Figure 2.  Working model of catecholamine actions on prefrontal cortex circuits at the molecular level13, ATM: atomoxetine, DA: dopamine, MPH: methylphenidate, NE: norepinephrine, NMDA: N-methyl-D-aspartate, PFC: prefrontal cortex (source of figure: Arnsten and Rubia, J Am Acad Child Adolesc Psychiatry, 2012)

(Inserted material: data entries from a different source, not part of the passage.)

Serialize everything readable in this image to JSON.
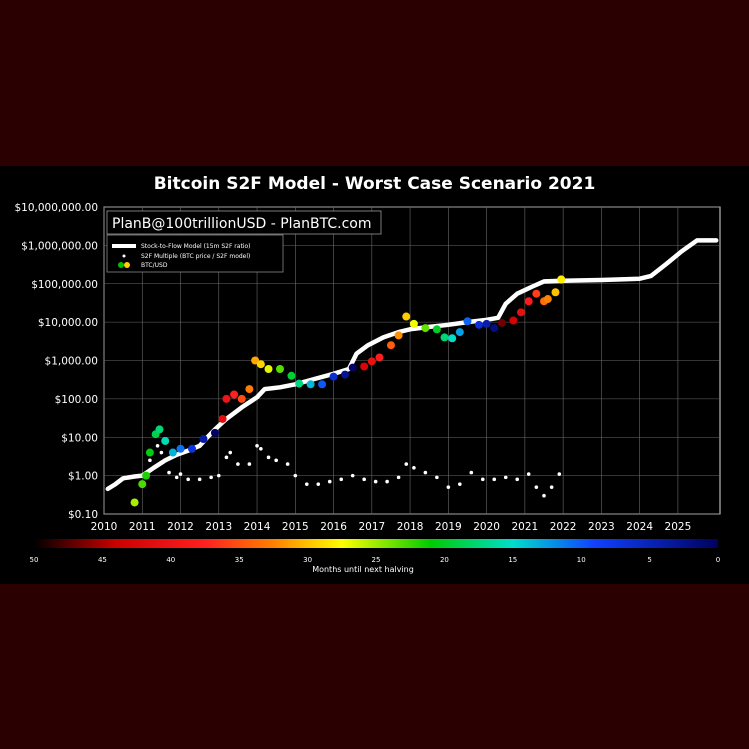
{
  "chart_data": {
    "type": "scatter",
    "title": "Bitcoin S2F Model - Worst Case Scenario 2021",
    "watermark": "PlanB@100trillionUSD - PlanBTC.com",
    "yscale": "log",
    "ylim": [
      0.1,
      10000000
    ],
    "xlim": [
      2010,
      2026.1
    ],
    "y_tick_labels": [
      "$10,000,000.00",
      "$1,000,000.00",
      "$100,000.00",
      "$10,000.00",
      "$1,000.00",
      "$100.00",
      "$10.00",
      "$1.00",
      "$0.10"
    ],
    "y_tick_values": [
      10000000,
      1000000,
      100000,
      10000,
      1000,
      100,
      10,
      1,
      0.1
    ],
    "x_tick_labels": [
      "2010",
      "2011",
      "2012",
      "2013",
      "2014",
      "2015",
      "2016",
      "2017",
      "2018",
      "2019",
      "2020",
      "2021",
      "2022",
      "2023",
      "2024",
      "2025"
    ],
    "legend": {
      "position": "top-left",
      "entries": [
        "Stock-to-Flow Model (15m S2F ratio)",
        "S2F Multiple (BTC price / S2F model)",
        "BTC/USD"
      ]
    },
    "colorbar": {
      "label": "Months until next halving",
      "tick_labels": [
        "50",
        "45",
        "40",
        "35",
        "30",
        "25",
        "20",
        "15",
        "10",
        "5",
        "0"
      ],
      "range": [
        50,
        0
      ]
    },
    "series": [
      {
        "name": "Stock-to-Flow Model (15m S2F ratio)",
        "points": [
          [
            2010.1,
            0.45
          ],
          [
            2010.3,
            0.6
          ],
          [
            2010.5,
            0.85
          ],
          [
            2010.8,
            0.95
          ],
          [
            2011.0,
            1.0
          ],
          [
            2011.3,
            1.6
          ],
          [
            2011.6,
            2.5
          ],
          [
            2011.9,
            3.5
          ],
          [
            2012.2,
            4.5
          ],
          [
            2012.5,
            6
          ],
          [
            2012.7,
            10
          ],
          [
            2012.9,
            16
          ],
          [
            2013.2,
            30
          ],
          [
            2013.6,
            60
          ],
          [
            2014.0,
            110
          ],
          [
            2014.2,
            180
          ],
          [
            2014.6,
            200
          ],
          [
            2015.0,
            240
          ],
          [
            2015.5,
            330
          ],
          [
            2016.0,
            450
          ],
          [
            2016.4,
            600
          ],
          [
            2016.6,
            1500
          ],
          [
            2016.9,
            2500
          ],
          [
            2017.3,
            4000
          ],
          [
            2017.7,
            5500
          ],
          [
            2018.0,
            6500
          ],
          [
            2018.5,
            7500
          ],
          [
            2019.0,
            8500
          ],
          [
            2019.5,
            10000
          ],
          [
            2020.0,
            11500
          ],
          [
            2020.3,
            13000
          ],
          [
            2020.5,
            30000
          ],
          [
            2020.8,
            55000
          ],
          [
            2021.2,
            85000
          ],
          [
            2021.5,
            115000
          ],
          [
            2022.0,
            120000
          ],
          [
            2023.0,
            125000
          ],
          [
            2024.0,
            135000
          ],
          [
            2024.3,
            160000
          ],
          [
            2024.7,
            330000
          ],
          [
            2025.1,
            700000
          ],
          [
            2025.5,
            1350000
          ],
          [
            2026.0,
            1350000
          ]
        ]
      },
      {
        "name": "S2F Multiple (BTC price / S2F model)",
        "points": [
          [
            2011.0,
            0.6
          ],
          [
            2011.2,
            2.5
          ],
          [
            2011.4,
            6
          ],
          [
            2011.5,
            4
          ],
          [
            2011.7,
            1.2
          ],
          [
            2011.9,
            0.9
          ],
          [
            2012.0,
            1.1
          ],
          [
            2012.2,
            0.8
          ],
          [
            2012.5,
            0.8
          ],
          [
            2012.8,
            0.9
          ],
          [
            2013.0,
            1.0
          ],
          [
            2013.2,
            3
          ],
          [
            2013.3,
            4
          ],
          [
            2013.5,
            2
          ],
          [
            2013.8,
            2
          ],
          [
            2014.0,
            6
          ],
          [
            2014.1,
            5
          ],
          [
            2014.3,
            3
          ],
          [
            2014.5,
            2.5
          ],
          [
            2014.8,
            2
          ],
          [
            2015.0,
            1.0
          ],
          [
            2015.3,
            0.6
          ],
          [
            2015.6,
            0.6
          ],
          [
            2015.9,
            0.7
          ],
          [
            2016.2,
            0.8
          ],
          [
            2016.5,
            1.0
          ],
          [
            2016.8,
            0.8
          ],
          [
            2017.1,
            0.7
          ],
          [
            2017.4,
            0.7
          ],
          [
            2017.7,
            0.9
          ],
          [
            2017.9,
            2.0
          ],
          [
            2018.1,
            1.6
          ],
          [
            2018.4,
            1.2
          ],
          [
            2018.7,
            0.9
          ],
          [
            2019.0,
            0.5
          ],
          [
            2019.3,
            0.6
          ],
          [
            2019.6,
            1.2
          ],
          [
            2019.9,
            0.8
          ],
          [
            2020.2,
            0.8
          ],
          [
            2020.5,
            0.9
          ],
          [
            2020.8,
            0.8
          ],
          [
            2021.1,
            1.1
          ],
          [
            2021.3,
            0.5
          ],
          [
            2021.5,
            0.3
          ],
          [
            2021.7,
            0.5
          ],
          [
            2021.9,
            1.1
          ]
        ]
      },
      {
        "name": "BTC/USD",
        "points": [
          [
            2010.8,
            0.2
          ],
          [
            2011.0,
            0.6
          ],
          [
            2011.1,
            1.0
          ],
          [
            2011.2,
            4
          ],
          [
            2011.35,
            12
          ],
          [
            2011.45,
            16
          ],
          [
            2011.6,
            8
          ],
          [
            2011.8,
            4
          ],
          [
            2012.0,
            5
          ],
          [
            2012.3,
            5
          ],
          [
            2012.6,
            9
          ],
          [
            2012.9,
            13
          ],
          [
            2013.1,
            30
          ],
          [
            2013.2,
            100
          ],
          [
            2013.4,
            130
          ],
          [
            2013.6,
            100
          ],
          [
            2013.8,
            180
          ],
          [
            2013.95,
            1000
          ],
          [
            2014.1,
            800
          ],
          [
            2014.3,
            600
          ],
          [
            2014.6,
            600
          ],
          [
            2014.9,
            400
          ],
          [
            2015.1,
            250
          ],
          [
            2015.4,
            240
          ],
          [
            2015.7,
            240
          ],
          [
            2016.0,
            380
          ],
          [
            2016.3,
            430
          ],
          [
            2016.5,
            650
          ],
          [
            2016.8,
            700
          ],
          [
            2017.0,
            950
          ],
          [
            2017.2,
            1200
          ],
          [
            2017.5,
            2500
          ],
          [
            2017.7,
            4500
          ],
          [
            2017.9,
            14000
          ],
          [
            2018.1,
            9000
          ],
          [
            2018.4,
            7000
          ],
          [
            2018.7,
            6500
          ],
          [
            2018.9,
            4000
          ],
          [
            2019.1,
            3800
          ],
          [
            2019.3,
            5500
          ],
          [
            2019.5,
            10500
          ],
          [
            2019.8,
            8500
          ],
          [
            2020.0,
            9000
          ],
          [
            2020.2,
            7000
          ],
          [
            2020.4,
            9500
          ],
          [
            2020.7,
            11000
          ],
          [
            2020.9,
            18000
          ],
          [
            2021.1,
            35000
          ],
          [
            2021.3,
            55000
          ],
          [
            2021.5,
            35000
          ],
          [
            2021.6,
            40000
          ],
          [
            2021.8,
            60000
          ],
          [
            2021.95,
            130000
          ]
        ]
      }
    ]
  }
}
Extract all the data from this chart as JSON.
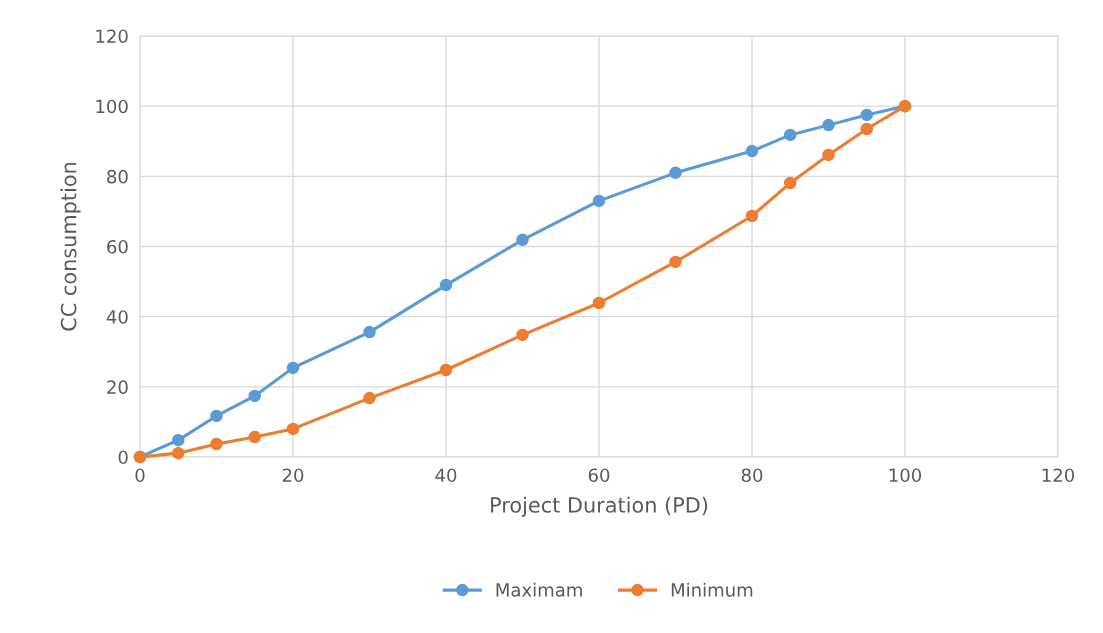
{
  "chart_data": {
    "type": "line",
    "xlabel": "Project Duration (PD)",
    "ylabel": "CC consumption",
    "x": [
      0,
      5,
      10,
      15,
      20,
      30,
      40,
      50,
      60,
      70,
      80,
      85,
      90,
      95,
      100
    ],
    "series": [
      {
        "name": "Maximam",
        "color": "#5b9bd5",
        "values": [
          0,
          4.8,
          11.7,
          17.4,
          25.4,
          35.6,
          49.0,
          61.9,
          73.0,
          81.0,
          87.2,
          91.8,
          94.6,
          97.5,
          100
        ]
      },
      {
        "name": "Minimum",
        "color": "#ed7d31",
        "values": [
          0,
          1.1,
          3.7,
          5.7,
          8.0,
          16.8,
          24.8,
          34.8,
          43.9,
          55.6,
          68.7,
          78.1,
          86.1,
          93.5,
          100
        ]
      }
    ],
    "xlim": [
      0,
      120
    ],
    "xticks": [
      0,
      20,
      40,
      60,
      80,
      100,
      120
    ],
    "ylim": [
      0,
      120
    ],
    "yticks": [
      0,
      20,
      40,
      60,
      80,
      100,
      120
    ],
    "grid": true,
    "legend": "bottom",
    "marker": "circle",
    "line_style": "solid"
  }
}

GFC can be used as a standalone monotherapy where stimulants are ineffective, contraindicated, or not tolerated, and can be prescribed as adjunctive therapy when suboptimal effects are observed with stimulants. Practically, GFC-XR is a once-daily formulation. “Starting GFC-XR is really easy with 1mg for a week, followed by 2mg in week 2. Then, titrate up to 3mg for 4 weeks. If no response is achieved at the end of week 7, stop treatment should be considered. Increase to 4mg is recommended if a partial response is obtained,” Prof. Coghill described.

 

Final Remarks

The clinical data presented by Prof. Wong visualised the confounding effect of maternal or familial factors on the spurious association between maternal exposure to psychotropic drugs and the risk of ADHD in children. Psychotropic medications might not be necessarily the true cause of the increased risk of ADHD in children. A slight increase in the risk of ADHD was found in children born to mothers with diabetes but the association to GDM might be confounded by shared genetic and environmental familial factors. Besides, the AADPA Guideline addressed the importance of psychoeducation and environmental and behavioural modifications in improving overall patient outcomes instead of treating ADHD symptoms. While pharmacological intervention is a vital component in the management of ADHD, Prof. Coghill emphasised the role of stimulants as the first-line medication for ADHD. The long-acting efficacy of LDX is particularly highlighted. The pharmacological advantages and practical simplicity of GFC make it an ideal option for managing ADHD.

 

References

1. Zhao et al. Neuropsychiatr Dis Treat 2019; 15: 675.  2. Raman et al. Lancet Psychiatry 2018; 5: 824–35.  3. Grimm et al. Curr Psychiatry Rep 2020; 22. DOI:10.1007/S11920-020-1141-X.  4. Man et al. BMJ 2017; 357. DOI:10.1136/BMJ.J2350.  5. Man et al. Neurosci Biobehav Rev 2018; 86: 1–11.  6. Chan et al. Psychother Psychosom 2023; 92: 1–11.  7. Wang et al. JAMA Intern Med 2021; 181: 1332–40.  8. Kamimura-Nishimura tal. Curr Psychiatr 2019; 18: 25.  9. AADPA. Australian Evidence-Based Clinical Practice Guideline for ADHD. 2022.  10. Coghill et al. Eur Child Adolesc Psychiatry 2021. DOI:10.1007/S00787-021-01871-X.  11. Mattingly et al. CNS Spectr 2010; 15: 315–25.  12. Spencer et al. J Child Adolesc Psychopharmacol 2009; 19: 501.  13. Arnsten et al. J Am Acad Child Adolesc Psychiatry 2012; 51: 356–67.